Kapanış programından sonra otellere geri dönüldü. Ertesi sabah Tiran’da teleferik gezisi planlanmıştı. Sabah erken saatte kahvaltımızı edip yola koyulduk. Teleferikler gayet modern. Küçük küçük ama çok sayıda teleferik var. Teleferikle Tiranı çevrelen dağa çıktık. Manzara gerçekten nefes kesici idi. Burada biraz yürüyüş yaptık ardından minibüslerle tiranı tam cepheden gören bir restorana gittik. Orada harika manzaraya karşı kahve içtik. Tiran Enver hoca zamanında bir yıldız şeklinde kurulmuş. Sonra yeni yapılarla bu yıldız bozulmuş ancak hala açık biçimde belli oluyor. Ardından yine teleferikle otobüslere dönerek havaalanının yolunu tuttuk. Ancak biraz gecikmeli hareket ettiğimizden (teleferikte toplanmak falan zaman aldı herhalde) uçağa yetişmek için az vaktimiz kalmıştı. 1:20’de kalkacak uçak için biz 12:20’de hareket ettik. Buna bir de trafik eklenince normal saatinde uçağa yetişme şansımız kalmadı. Nitekim saat 1:00 de havaalanında idik. Tabi check in falan derken uçağa binişimiz 1:50’yi buldu. Neyse ki grup olduğumuzdan (uçağın neredeyse tamamı bizim gruptu) bizi beklediler. Uçağa bindik ve uçak kalktı. Kısa bir yolculukla İstanbula geldik. Arkamızda güzel duygular bırakarak, yüreğimizin bir parçasını adeta orada bırakarak evimize döndük.

Bu güzel yolculuğu tek cümleyle özetlersem şunu söylerim “yaslı gittim şen geldim”. Gerçekten ülkemizde yaşanan çeşitli siyasi bunalımlar ve dar çekişmeler giderken gönlümüzü bunaltmıştı. Bu yolculuk bir terapi gibi geldi sanki. Ufkumuz gelişti. Gönlümüz ferahladı. Emeği geçen herkese teşekkürlerimi iletiyorum.

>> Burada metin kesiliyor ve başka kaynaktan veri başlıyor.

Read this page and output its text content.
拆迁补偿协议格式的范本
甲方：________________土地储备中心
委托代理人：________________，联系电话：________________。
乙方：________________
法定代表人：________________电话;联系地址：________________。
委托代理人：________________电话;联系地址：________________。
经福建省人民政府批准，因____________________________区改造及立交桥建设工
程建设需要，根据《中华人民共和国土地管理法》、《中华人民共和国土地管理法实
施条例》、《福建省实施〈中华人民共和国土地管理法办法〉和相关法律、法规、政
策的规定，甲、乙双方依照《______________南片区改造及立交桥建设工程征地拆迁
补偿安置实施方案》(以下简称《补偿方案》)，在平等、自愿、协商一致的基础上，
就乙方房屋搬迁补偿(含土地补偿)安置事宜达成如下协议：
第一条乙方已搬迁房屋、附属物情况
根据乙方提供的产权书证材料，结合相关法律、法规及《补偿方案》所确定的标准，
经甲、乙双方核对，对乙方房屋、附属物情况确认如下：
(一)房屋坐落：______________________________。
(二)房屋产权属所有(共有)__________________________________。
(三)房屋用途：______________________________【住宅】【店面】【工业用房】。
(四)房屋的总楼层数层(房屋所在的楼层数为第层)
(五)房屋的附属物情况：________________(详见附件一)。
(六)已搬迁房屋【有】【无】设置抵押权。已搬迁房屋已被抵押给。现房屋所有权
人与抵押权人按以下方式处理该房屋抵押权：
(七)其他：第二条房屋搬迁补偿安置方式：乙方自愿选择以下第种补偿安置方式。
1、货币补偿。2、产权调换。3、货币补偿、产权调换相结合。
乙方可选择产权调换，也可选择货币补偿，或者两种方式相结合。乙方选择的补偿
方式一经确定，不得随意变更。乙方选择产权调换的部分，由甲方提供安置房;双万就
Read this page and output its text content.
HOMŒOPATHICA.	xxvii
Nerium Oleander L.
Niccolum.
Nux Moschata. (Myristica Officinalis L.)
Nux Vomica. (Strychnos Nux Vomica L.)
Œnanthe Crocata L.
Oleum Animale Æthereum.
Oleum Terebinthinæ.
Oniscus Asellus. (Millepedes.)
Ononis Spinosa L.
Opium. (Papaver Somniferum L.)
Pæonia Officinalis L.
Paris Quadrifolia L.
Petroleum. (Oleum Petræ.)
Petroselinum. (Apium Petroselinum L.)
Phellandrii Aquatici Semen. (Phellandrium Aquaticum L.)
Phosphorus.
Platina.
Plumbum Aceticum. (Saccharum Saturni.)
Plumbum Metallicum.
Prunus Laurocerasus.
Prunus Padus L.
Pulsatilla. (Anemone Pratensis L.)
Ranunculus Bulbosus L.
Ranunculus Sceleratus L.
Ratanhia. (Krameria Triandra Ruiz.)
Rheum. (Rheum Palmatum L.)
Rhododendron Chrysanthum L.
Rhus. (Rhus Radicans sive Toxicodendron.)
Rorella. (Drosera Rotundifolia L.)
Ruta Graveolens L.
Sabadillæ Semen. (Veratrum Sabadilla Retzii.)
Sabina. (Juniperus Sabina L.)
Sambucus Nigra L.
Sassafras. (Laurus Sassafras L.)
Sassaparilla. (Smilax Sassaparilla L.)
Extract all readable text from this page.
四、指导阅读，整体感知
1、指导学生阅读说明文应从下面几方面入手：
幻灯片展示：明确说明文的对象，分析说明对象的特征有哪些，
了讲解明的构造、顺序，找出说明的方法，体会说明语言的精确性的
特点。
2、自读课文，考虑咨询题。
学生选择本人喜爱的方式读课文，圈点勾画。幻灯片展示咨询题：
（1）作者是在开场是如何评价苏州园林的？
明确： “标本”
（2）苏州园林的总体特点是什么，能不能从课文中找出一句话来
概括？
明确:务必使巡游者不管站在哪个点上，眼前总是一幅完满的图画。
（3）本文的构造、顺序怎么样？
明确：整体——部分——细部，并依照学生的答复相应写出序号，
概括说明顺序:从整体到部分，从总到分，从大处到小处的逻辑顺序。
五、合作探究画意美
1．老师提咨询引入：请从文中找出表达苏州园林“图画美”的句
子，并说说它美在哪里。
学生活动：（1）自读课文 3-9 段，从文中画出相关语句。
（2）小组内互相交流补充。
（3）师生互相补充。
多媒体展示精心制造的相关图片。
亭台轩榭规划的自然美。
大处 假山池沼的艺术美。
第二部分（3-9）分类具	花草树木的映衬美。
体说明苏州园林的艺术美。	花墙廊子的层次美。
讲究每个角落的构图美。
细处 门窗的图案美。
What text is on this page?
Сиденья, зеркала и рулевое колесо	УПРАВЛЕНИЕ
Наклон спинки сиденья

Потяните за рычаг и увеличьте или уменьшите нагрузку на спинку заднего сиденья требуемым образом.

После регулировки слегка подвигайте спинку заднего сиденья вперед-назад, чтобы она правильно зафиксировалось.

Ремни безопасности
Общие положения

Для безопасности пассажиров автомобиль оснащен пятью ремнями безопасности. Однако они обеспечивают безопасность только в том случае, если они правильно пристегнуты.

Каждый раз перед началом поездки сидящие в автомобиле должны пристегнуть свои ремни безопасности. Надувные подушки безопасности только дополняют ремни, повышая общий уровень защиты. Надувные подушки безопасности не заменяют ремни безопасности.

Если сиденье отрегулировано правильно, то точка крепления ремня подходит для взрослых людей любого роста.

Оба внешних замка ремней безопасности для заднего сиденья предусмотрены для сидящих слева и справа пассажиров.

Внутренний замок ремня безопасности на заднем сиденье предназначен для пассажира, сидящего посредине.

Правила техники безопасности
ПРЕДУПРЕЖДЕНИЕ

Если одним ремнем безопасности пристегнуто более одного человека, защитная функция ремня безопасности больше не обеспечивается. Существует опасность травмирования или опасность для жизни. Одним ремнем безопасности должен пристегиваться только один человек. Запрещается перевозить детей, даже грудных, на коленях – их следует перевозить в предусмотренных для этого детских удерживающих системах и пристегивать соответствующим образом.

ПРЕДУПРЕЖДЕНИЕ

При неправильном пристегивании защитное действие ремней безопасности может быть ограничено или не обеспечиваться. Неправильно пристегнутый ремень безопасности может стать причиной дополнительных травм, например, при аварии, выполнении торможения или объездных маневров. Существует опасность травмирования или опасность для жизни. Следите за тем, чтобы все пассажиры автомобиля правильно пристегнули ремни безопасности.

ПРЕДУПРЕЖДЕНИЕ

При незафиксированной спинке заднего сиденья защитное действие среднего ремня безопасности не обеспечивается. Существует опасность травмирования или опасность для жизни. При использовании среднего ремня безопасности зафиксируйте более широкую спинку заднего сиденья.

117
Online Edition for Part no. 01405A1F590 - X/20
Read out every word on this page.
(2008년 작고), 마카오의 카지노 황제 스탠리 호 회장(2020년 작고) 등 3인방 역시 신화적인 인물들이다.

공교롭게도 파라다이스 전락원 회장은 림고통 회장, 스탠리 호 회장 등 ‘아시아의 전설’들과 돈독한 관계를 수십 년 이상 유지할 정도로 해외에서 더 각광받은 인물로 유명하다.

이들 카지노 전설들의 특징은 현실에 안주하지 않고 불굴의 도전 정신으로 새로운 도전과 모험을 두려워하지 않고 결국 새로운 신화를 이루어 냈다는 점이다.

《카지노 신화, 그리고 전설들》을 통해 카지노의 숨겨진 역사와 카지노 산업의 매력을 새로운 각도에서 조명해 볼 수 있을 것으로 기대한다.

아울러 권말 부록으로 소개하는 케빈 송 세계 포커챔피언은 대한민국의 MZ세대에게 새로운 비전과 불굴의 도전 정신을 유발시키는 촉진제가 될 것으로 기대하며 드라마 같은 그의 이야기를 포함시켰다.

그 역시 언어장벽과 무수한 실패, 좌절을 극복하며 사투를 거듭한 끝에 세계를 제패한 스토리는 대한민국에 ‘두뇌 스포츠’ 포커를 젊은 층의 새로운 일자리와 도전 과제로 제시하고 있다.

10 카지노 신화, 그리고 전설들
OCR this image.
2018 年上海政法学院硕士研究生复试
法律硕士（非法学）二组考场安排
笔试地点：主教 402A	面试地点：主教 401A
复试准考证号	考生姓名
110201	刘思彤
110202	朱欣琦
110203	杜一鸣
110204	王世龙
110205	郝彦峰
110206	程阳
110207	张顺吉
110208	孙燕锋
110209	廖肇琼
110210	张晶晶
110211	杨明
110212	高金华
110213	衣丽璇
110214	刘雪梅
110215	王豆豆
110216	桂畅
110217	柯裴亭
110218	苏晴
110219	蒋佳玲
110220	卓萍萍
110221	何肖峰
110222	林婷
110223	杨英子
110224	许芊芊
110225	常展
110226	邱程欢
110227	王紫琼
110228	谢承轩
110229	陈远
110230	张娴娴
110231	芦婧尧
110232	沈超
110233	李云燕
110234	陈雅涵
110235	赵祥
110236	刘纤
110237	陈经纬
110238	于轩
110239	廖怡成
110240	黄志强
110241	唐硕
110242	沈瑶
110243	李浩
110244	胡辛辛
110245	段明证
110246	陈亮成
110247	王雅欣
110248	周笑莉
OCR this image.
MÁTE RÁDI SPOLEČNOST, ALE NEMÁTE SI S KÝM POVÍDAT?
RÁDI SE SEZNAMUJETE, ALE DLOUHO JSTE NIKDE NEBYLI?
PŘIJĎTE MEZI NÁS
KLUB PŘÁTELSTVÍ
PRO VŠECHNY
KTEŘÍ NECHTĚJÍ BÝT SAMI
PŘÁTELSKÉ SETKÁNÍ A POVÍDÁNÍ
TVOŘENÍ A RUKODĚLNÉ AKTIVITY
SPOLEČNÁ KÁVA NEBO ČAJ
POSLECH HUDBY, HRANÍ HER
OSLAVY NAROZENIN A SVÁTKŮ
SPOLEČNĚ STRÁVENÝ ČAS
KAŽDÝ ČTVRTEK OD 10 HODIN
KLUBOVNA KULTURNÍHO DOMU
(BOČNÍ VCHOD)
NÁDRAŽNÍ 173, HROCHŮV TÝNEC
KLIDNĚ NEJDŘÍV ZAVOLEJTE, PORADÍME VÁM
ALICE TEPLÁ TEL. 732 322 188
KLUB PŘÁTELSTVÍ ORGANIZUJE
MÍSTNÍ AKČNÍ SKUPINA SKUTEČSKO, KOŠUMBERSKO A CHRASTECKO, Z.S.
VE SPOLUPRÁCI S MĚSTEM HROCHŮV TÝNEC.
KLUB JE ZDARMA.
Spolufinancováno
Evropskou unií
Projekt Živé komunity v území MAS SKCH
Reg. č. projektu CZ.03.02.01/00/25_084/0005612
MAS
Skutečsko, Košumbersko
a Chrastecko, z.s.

[1] Kolejlerde öğretmenlik yapan arkadaşlar bize gönüllü rehberlik yaptılar…vakitlerini, günlerini, gecelerini bize ayırdılar…kapılarını ve gönüllerini bize açtılar. Burada kaldığımız şu 4-5 günlük sürede bu insanların fedakarlıklarını görünce bu hizmetlerin neden bu kadar başarılı olduğunu insan daha iyi anlıyor. Arkadaşlara şöyle bir baktığınızda gayet mütevazi insanlar görüyorsunuz. Böylesine bir hizmeti yürütecek bir kadro görülmüyor. Ancak işin sırrı zannedersem samimiyette. Öylesine ihlaslı ve samimi gayret gösteriyorlar ki…insan kendinden utanıyor.